In this step, I will calculate key percentiles from the distribution of differences generated in the Monte Carlo simulations:

- **Percentiles**: Compute the 90th, 95th, and 99th percentiles, along with the maximum of the distribution.
- **Comparison**: Compare these percentiles to the differences calculated from the original father-son dataset.
- **Conclusion**: Based on this comparison, analyze what the dataset reveals about the relationship between the generated and observed data.

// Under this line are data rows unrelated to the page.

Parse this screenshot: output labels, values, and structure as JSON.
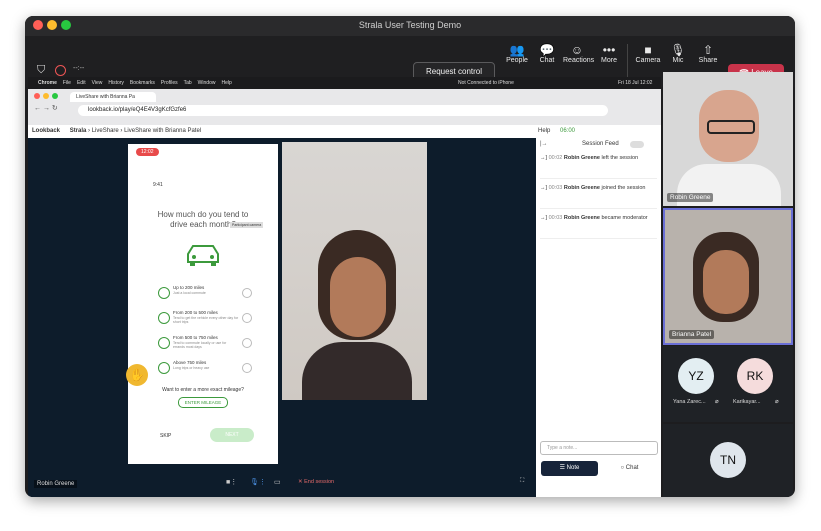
{
  "window": {
    "title": "Strala User Testing Demo"
  },
  "toolbar": {
    "left_info": "--:--",
    "request_control": "Request control",
    "people": "People",
    "chat": "Chat",
    "reactions": "Reactions",
    "more": "More",
    "camera": "Camera",
    "mic": "Mic",
    "share": "Share",
    "leave": "Leave"
  },
  "browser": {
    "mac_menu": [
      "Chrome",
      "File",
      "Edit",
      "View",
      "History",
      "Bookmarks",
      "Profiles",
      "Tab",
      "Window",
      "Help"
    ],
    "mac_status": "Not Connected to iPhone",
    "mac_clock": "Fri 18 Jul 12:02",
    "tab_title": "LiveShare with Brianna Pa",
    "url": "lookback.io/play/eQ4E4V3gKcfGzfe6"
  },
  "lookback": {
    "logo": "Lookback",
    "breadcrumb": [
      "Strala",
      "LiveShare",
      "LiveShare with Brianna Patel"
    ],
    "help": "Help",
    "timer": "06:00"
  },
  "phone": {
    "record_time": "12:02",
    "status_time": "9:41",
    "question": "How much do you tend to drive each month?",
    "tooltip": "Participant camera",
    "options": [
      {
        "title": "Up to 200 miles",
        "desc": "Just a local commute"
      },
      {
        "title": "From 200 to 500 miles",
        "desc": "Tend to get the vehicle every other day for short trips"
      },
      {
        "title": "From 500 to 750 miles",
        "desc": "Tend to commute locally or use for errands most days"
      },
      {
        "title": "Above 750 miles",
        "desc": "Long trips or heavy use"
      }
    ],
    "exact_prompt": "Want to enter a more exact mileage?",
    "enter_mileage": "ENTER MILEAGE",
    "skip": "SKIP",
    "next": "NEXT"
  },
  "session_feed": {
    "title": "Session Feed",
    "items": [
      {
        "time": "00:02",
        "name": "Robin Greene",
        "text": "left the session"
      },
      {
        "time": "00:03",
        "name": "Robin Greene",
        "text": "joined the session"
      },
      {
        "time": "00:03",
        "name": "Robin Greene",
        "text": "became moderator"
      }
    ],
    "note_placeholder": "Type a note...",
    "note_btn": "Note",
    "chat_btn": "Chat"
  },
  "share_bottom": {
    "presenter": "Robin Greene",
    "end_session": "End session"
  },
  "participants": {
    "robin": "Robin Greene",
    "brianna": "Brianna Patel",
    "yz_initials": "YZ",
    "yz_name": "Yana Zarec...",
    "rk_initials": "RK",
    "rk_name": "Karikayar...",
    "tn_initials": "TN"
  },
  "colors": {
    "leave": "#c8334a",
    "accent_green": "#3c9a3c",
    "timer_red": "#e84a4a",
    "speaker_border": "#6a6fd6"
  }
}
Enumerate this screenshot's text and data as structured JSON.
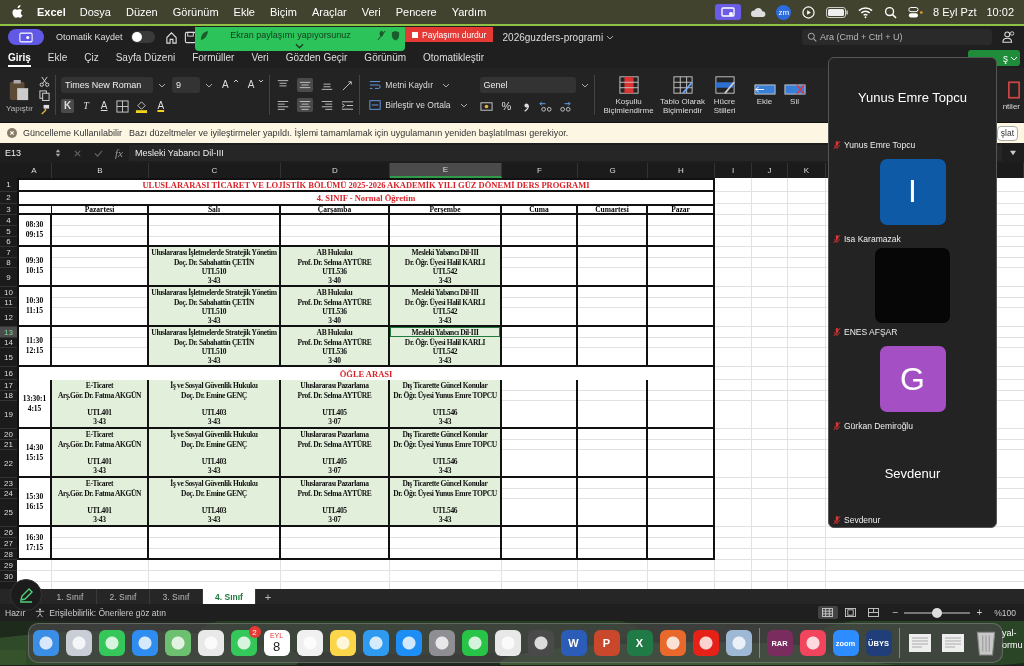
{
  "menu_bar": {
    "app": "Excel",
    "items": [
      "Dosya",
      "Düzen",
      "Görünüm",
      "Ekle",
      "Biçim",
      "Araçlar",
      "Veri",
      "Pencere",
      "Yardım"
    ],
    "zoom_badge": "zm",
    "date": "8 Eyl Pzt",
    "time": "10:02"
  },
  "title_bar": {
    "autosave_label": "Otomatik Kaydet",
    "autosave_on": false,
    "filename": "2026guzders-programi",
    "search_placeholder": "Ara (Cmd + Ctrl + U)"
  },
  "share_banner": {
    "text": "Ekran paylaşımı yapıyorsunuz",
    "stop_button": "Paylaşımı durdur"
  },
  "ribbon_tabs": [
    {
      "label": "Giriş",
      "selected": true
    },
    {
      "label": "Ekle",
      "selected": false
    },
    {
      "label": "Çiz",
      "selected": false
    },
    {
      "label": "Sayfa Düzeni",
      "selected": false
    },
    {
      "label": "Formüller",
      "selected": false
    },
    {
      "label": "Veri",
      "selected": false
    },
    {
      "label": "Gözden Geçir",
      "selected": false
    },
    {
      "label": "Görünüm",
      "selected": false
    },
    {
      "label": "Otomatikleştir",
      "selected": false
    }
  ],
  "share_button": "ş",
  "ribbon": {
    "paste": "Yapıştır",
    "font": "Times New Roman",
    "size": "9",
    "grow": "A",
    "shrink": "A",
    "styles": [
      {
        "label": "K",
        "kind": "bold",
        "selected": true
      },
      {
        "label": "T",
        "kind": "italic",
        "selected": false
      },
      {
        "label": "A",
        "kind": "underline",
        "selected": false
      }
    ],
    "font_color": "A",
    "align_vertical": [
      {
        "kind": "top",
        "selected": false
      },
      {
        "kind": "middle",
        "selected": true
      },
      {
        "kind": "bottom",
        "selected": false
      }
    ],
    "align_horizontal": [
      {
        "kind": "left",
        "selected": false
      },
      {
        "kind": "center",
        "selected": true
      },
      {
        "kind": "right",
        "selected": false
      }
    ],
    "wrap": "Metni Kaydır",
    "merge": "Birleştir ve Ortala",
    "number_format": "Genel",
    "percent": "%",
    "big_buttons": [
      {
        "label": "Koşullu Biçimlendirme",
        "kind": "conditional"
      },
      {
        "label": "Tablo Olarak Biçimlendir",
        "kind": "table"
      },
      {
        "label": "Hücre Stilleri",
        "kind": "styles"
      },
      {
        "label": "Ekle",
        "kind": "insert"
      },
      {
        "label": "Sil",
        "kind": "delete"
      }
    ],
    "cut_button": "ntiler"
  },
  "notification": {
    "title": "Güncelleme Kullanılabilir",
    "message": "Bazı düzeltmeler ve iyileştirmeler yapıldı. İşlemi tamamlamak için uygulamanın yeniden başlatılması gerekiyor.",
    "button": "şlat"
  },
  "formula_bar": {
    "cell": "E13",
    "fx": "fx",
    "value": "Mesleki Yabancı Dil-III"
  },
  "columns": [
    {
      "label": "A",
      "selected": false
    },
    {
      "label": "B",
      "selected": false
    },
    {
      "label": "C",
      "selected": false
    },
    {
      "label": "D",
      "selected": false
    },
    {
      "label": "E",
      "selected": true
    },
    {
      "label": "F",
      "selected": false
    },
    {
      "label": "G",
      "selected": false
    },
    {
      "label": "H",
      "selected": false
    },
    {
      "label": "I",
      "selected": false
    },
    {
      "label": "J",
      "selected": false
    },
    {
      "label": "K",
      "selected": false
    }
  ],
  "rows": [
    {
      "label": "1",
      "selected": false
    },
    {
      "label": "2",
      "selected": false
    },
    {
      "label": "3",
      "selected": false
    },
    {
      "label": "4",
      "selected": false
    },
    {
      "label": "5",
      "selected": false
    },
    {
      "label": "6",
      "selected": false
    },
    {
      "label": "7",
      "selected": false
    },
    {
      "label": "8",
      "selected": false
    },
    {
      "label": "9",
      "selected": false
    },
    {
      "label": "10",
      "selected": false
    },
    {
      "label": "11",
      "selected": false
    },
    {
      "label": "12",
      "selected": false
    },
    {
      "label": "13",
      "selected": true
    },
    {
      "label": "14",
      "selected": false
    },
    {
      "label": "15",
      "selected": false
    },
    {
      "label": "16",
      "selected": false
    },
    {
      "label": "17",
      "selected": false
    },
    {
      "label": "18",
      "selected": false
    },
    {
      "label": "19",
      "selected": false
    },
    {
      "label": "20",
      "selected": false
    },
    {
      "label": "21",
      "selected": false
    },
    {
      "label": "22",
      "selected": false
    },
    {
      "label": "23",
      "selected": false
    },
    {
      "label": "24",
      "selected": false
    },
    {
      "label": "25",
      "selected": false
    },
    {
      "label": "26",
      "selected": false
    },
    {
      "label": "27",
      "selected": false
    },
    {
      "label": "28",
      "selected": false
    },
    {
      "label": "29",
      "selected": false
    },
    {
      "label": "30",
      "selected": false
    }
  ],
  "schedule": {
    "title": "ULUSLARARASI TİCARET VE LOJİSTİK BÖLÜMÜ 2025-2026 AKADEMİK YILI GÜZ DÖNEMİ DERS PROGRAMI",
    "subtitle": "4. SINIF - Normal Öğretim",
    "days": [
      "Pazartesi",
      "Salı",
      "Çarşamba",
      "Perşembe",
      "Cuma",
      "Cumartesi",
      "Pazar"
    ],
    "slots": [
      {
        "kind": "slot",
        "time": [
          "08:30",
          "09:15"
        ],
        "cells": [
          {
            "kind": "empty",
            "selected": false
          },
          {
            "kind": "empty",
            "selected": false
          },
          {
            "kind": "empty",
            "selected": false
          },
          {
            "kind": "empty",
            "selected": false
          },
          {
            "kind": "empty",
            "selected": false
          },
          {
            "kind": "empty",
            "selected": false
          },
          {
            "kind": "empty",
            "selected": false
          }
        ]
      },
      {
        "kind": "slot",
        "time": [
          "09:30",
          "10:15"
        ],
        "cells": [
          {
            "kind": "empty",
            "selected": false
          },
          {
            "kind": "course",
            "name": "Uluslararası İşletmelerde Stratejik Yönetim",
            "teacher": "Doç. Dr. Sabahattin ÇETİN",
            "code": "UTL510",
            "room": "3-43",
            "selected": false
          },
          {
            "kind": "course",
            "name": "AB Hukuku",
            "teacher": "Prof. Dr. Selma AYTÜRE",
            "code": "UTL536",
            "room": "3-40",
            "selected": false
          },
          {
            "kind": "course",
            "name": "Mesleki Yabancı Dil-III",
            "teacher": "Dr. Öğr. Üyesi Halil KARLI",
            "code": "UTL542",
            "room": "3-43",
            "selected": false
          },
          {
            "kind": "empty",
            "selected": false
          },
          {
            "kind": "empty",
            "selected": false
          },
          {
            "kind": "empty",
            "selected": false
          }
        ]
      },
      {
        "kind": "slot",
        "time": [
          "10:30",
          "11:15"
        ],
        "cells": [
          {
            "kind": "empty",
            "selected": false
          },
          {
            "kind": "course",
            "name": "Uluslararası İşletmelerde Stratejik Yönetim",
            "teacher": "Doç. Dr. Sabahattin ÇETİN",
            "code": "UTL510",
            "room": "3-43",
            "selected": false
          },
          {
            "kind": "course",
            "name": "AB Hukuku",
            "teacher": "Prof. Dr. Selma AYTÜRE",
            "code": "UTL536",
            "room": "3-40",
            "selected": false
          },
          {
            "kind": "course",
            "name": "Mesleki Yabancı Dil-III",
            "teacher": "Dr. Öğr. Üyesi Halil KARLI",
            "code": "UTL542",
            "room": "3-43",
            "selected": false
          },
          {
            "kind": "empty",
            "selected": false
          },
          {
            "kind": "empty",
            "selected": false
          },
          {
            "kind": "empty",
            "selected": false
          }
        ]
      },
      {
        "kind": "slot",
        "time": [
          "11:30",
          "12:15"
        ],
        "cells": [
          {
            "kind": "empty",
            "selected": false
          },
          {
            "kind": "course",
            "name": "Uluslararası İşletmelerde Stratejik Yönetim",
            "teacher": "Doç. Dr. Sabahattin ÇETİN",
            "code": "UTL510",
            "room": "3-43",
            "selected": false
          },
          {
            "kind": "course",
            "name": "AB Hukuku",
            "teacher": "Prof. Dr. Selma AYTÜRE",
            "code": "UTL536",
            "room": "3-40",
            "selected": false
          },
          {
            "kind": "course",
            "name": "Mesleki Yabancı Dil-III",
            "teacher": "Dr. Öğr. Üyesi Halil KARLI",
            "code": "UTL542",
            "room": "3-43",
            "selected": true
          },
          {
            "kind": "empty",
            "selected": false
          },
          {
            "kind": "empty",
            "selected": false
          },
          {
            "kind": "empty",
            "selected": false
          }
        ]
      },
      {
        "kind": "break",
        "label": "ÖĞLE ARASI"
      },
      {
        "kind": "slot",
        "time": [
          "13:30:14:15"
        ],
        "cells": [
          {
            "kind": "course",
            "name": "E-Ticaret",
            "teacher": "Arş.Gör. Dr. Fatma AKGÜN",
            "code": "UTL401",
            "room": "3-43",
            "selected": false
          },
          {
            "kind": "course",
            "name": "İş ve Sosyal Güvenlik Hukuku",
            "teacher": "Doç. Dr. Emine GENÇ",
            "code": "UTL403",
            "room": "3-43",
            "selected": false
          },
          {
            "kind": "course",
            "name": "Uluslararası Pazarlama",
            "teacher": "Prof. Dr. Selma AYTÜRE",
            "code": "UTL405",
            "room": "3-07",
            "selected": false
          },
          {
            "kind": "course",
            "name": "Dış Ticarette Güncel Konular",
            "teacher": "Dr. Öğr. Üyesi Yunus Emre TOPCU",
            "code": "UTL546",
            "room": "3-43",
            "selected": false
          },
          {
            "kind": "empty",
            "selected": false
          },
          {
            "kind": "empty",
            "selected": false
          },
          {
            "kind": "empty",
            "selected": false
          }
        ]
      },
      {
        "kind": "slot",
        "time": [
          "14:30",
          "15:15"
        ],
        "cells": [
          {
            "kind": "course",
            "name": "E-Ticaret",
            "teacher": "Arş.Gör. Dr. Fatma AKGÜN",
            "code": "UTL401",
            "room": "3-43",
            "selected": false
          },
          {
            "kind": "course",
            "name": "İş ve Sosyal Güvenlik Hukuku",
            "teacher": "Doç. Dr. Emine GENÇ",
            "code": "UTL403",
            "room": "3-43",
            "selected": false
          },
          {
            "kind": "course",
            "name": "Uluslararası Pazarlama",
            "teacher": "Prof. Dr. Selma AYTÜRE",
            "code": "UTL405",
            "room": "3-07",
            "selected": false
          },
          {
            "kind": "course",
            "name": "Dış Ticarette Güncel Konular",
            "teacher": "Dr. Öğr. Üyesi Yunus Emre TOPCU",
            "code": "UTL546",
            "room": "3-43",
            "selected": false
          },
          {
            "kind": "empty",
            "selected": false
          },
          {
            "kind": "empty",
            "selected": false
          },
          {
            "kind": "empty",
            "selected": false
          }
        ]
      },
      {
        "kind": "slot",
        "time": [
          "15:30",
          "16:15"
        ],
        "cells": [
          {
            "kind": "course",
            "name": "E-Ticaret",
            "teacher": "Arş.Gör. Dr. Fatma AKGÜN",
            "code": "UTL401",
            "room": "3-43",
            "selected": false
          },
          {
            "kind": "course",
            "name": "İş ve Sosyal Güvenlik Hukuku",
            "teacher": "Doç. Dr. Emine GENÇ",
            "code": "UTL403",
            "room": "3-43",
            "selected": false
          },
          {
            "kind": "course",
            "name": "Uluslararası Pazarlama",
            "teacher": "Prof. Dr. Selma AYTÜRE",
            "code": "UTL405",
            "room": "3-07",
            "selected": false
          },
          {
            "kind": "course",
            "name": "Dış Ticarette Güncel Konular",
            "teacher": "Dr. Öğr. Üyesi Yunus Emre TOPCU",
            "code": "UTL546",
            "room": "3-43",
            "selected": false
          },
          {
            "kind": "empty",
            "selected": false
          },
          {
            "kind": "empty",
            "selected": false
          },
          {
            "kind": "empty",
            "selected": false
          }
        ]
      },
      {
        "kind": "slot",
        "time": [
          "16:30",
          "17:15"
        ],
        "cells": [
          {
            "kind": "empty",
            "selected": false
          },
          {
            "kind": "empty",
            "selected": false
          },
          {
            "kind": "empty",
            "selected": false
          },
          {
            "kind": "empty",
            "selected": false
          },
          {
            "kind": "empty",
            "selected": false
          },
          {
            "kind": "empty",
            "selected": false
          },
          {
            "kind": "empty",
            "selected": false
          }
        ]
      }
    ]
  },
  "sheet_tabs": {
    "tabs": [
      {
        "label": "1. Sınıf",
        "selected": false
      },
      {
        "label": "2. Sınıf",
        "selected": false
      },
      {
        "label": "3. Sınıf",
        "selected": false
      },
      {
        "label": "4. Sınıf",
        "selected": true
      }
    ],
    "add": "+"
  },
  "status_bar": {
    "ready": "Hazır",
    "accessibility": "Erişilebilirlik: Önerilere göz atın",
    "views": [
      {
        "kind": "normal",
        "selected": true
      },
      {
        "kind": "page_layout",
        "selected": false
      },
      {
        "kind": "page_break",
        "selected": false
      }
    ],
    "zoom": {
      "minus": "−",
      "plus": "+",
      "level": 0.5,
      "label": "%100"
    }
  },
  "video_panel": {
    "tiles": [
      {
        "kind": "name",
        "title": "Yunus Emre Topcu",
        "label": "Yunus Emre Topcu",
        "muted": true
      },
      {
        "kind": "avatar",
        "initial": "I",
        "color": "#0e5aa7",
        "label": "Isa Karamazak",
        "muted": true
      },
      {
        "kind": "video",
        "label": "ENES AFŞAR",
        "muted": true
      },
      {
        "kind": "avatar",
        "initial": "G",
        "color": "#a54fc5",
        "label": "Gürkan Demiroğlu",
        "muted": true
      },
      {
        "kind": "name",
        "title": "Sevdenur",
        "label": "Sevdenur",
        "muted": true
      }
    ]
  },
  "dock": [
    {
      "kind": "finder"
    },
    {
      "kind": "launchpad"
    },
    {
      "kind": "messages"
    },
    {
      "kind": "mail"
    },
    {
      "kind": "maps"
    },
    {
      "kind": "photos"
    },
    {
      "kind": "facetime",
      "badge": "2"
    },
    {
      "kind": "calendar",
      "month": "EYL",
      "day": "8"
    },
    {
      "kind": "reminders"
    },
    {
      "kind": "notes"
    },
    {
      "kind": "safari"
    },
    {
      "kind": "appstore"
    },
    {
      "kind": "settings"
    },
    {
      "kind": "whatsapp"
    },
    {
      "kind": "chrome"
    },
    {
      "kind": "calculator"
    },
    {
      "kind": "word",
      "label": "W"
    },
    {
      "kind": "powerpoint",
      "label": "P"
    },
    {
      "kind": "excel",
      "label": "X"
    },
    {
      "kind": "firefox"
    },
    {
      "kind": "youtube"
    },
    {
      "kind": "iphone"
    },
    {
      "kind": "separator"
    },
    {
      "kind": "rar",
      "label": "RAR"
    },
    {
      "kind": "music"
    },
    {
      "kind": "zoom",
      "label": "zoom"
    },
    {
      "kind": "ubys",
      "label": "ÜBYS"
    },
    {
      "kind": "separator"
    },
    {
      "kind": "document"
    },
    {
      "kind": "document"
    },
    {
      "kind": "trash"
    }
  ],
  "desktop_labels": [
    "yal-",
    "ormu"
  ]
}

This analysis helps determine how the observed dataset aligns with the simulated distribution of differences.

In [None]:
# Calculate percentiles
percentiles = np.percentile(differences, [90, 95, 99])
max_difference = np.max(differences)

percentiles, max_difference

If the observed mean difference exceeds the 95th or 99th percentile, it indicates that the difference in heights between fathers and sons is statistically significant and unlikely to be due to random variation. This suggests that the observed difference reflects a genuine generational effect rather than random sampling. The Monte Carlo simulation provides a robust framework for determining whether the variation in the dataset is consistent with natural variability or indicative of a meaningful trend.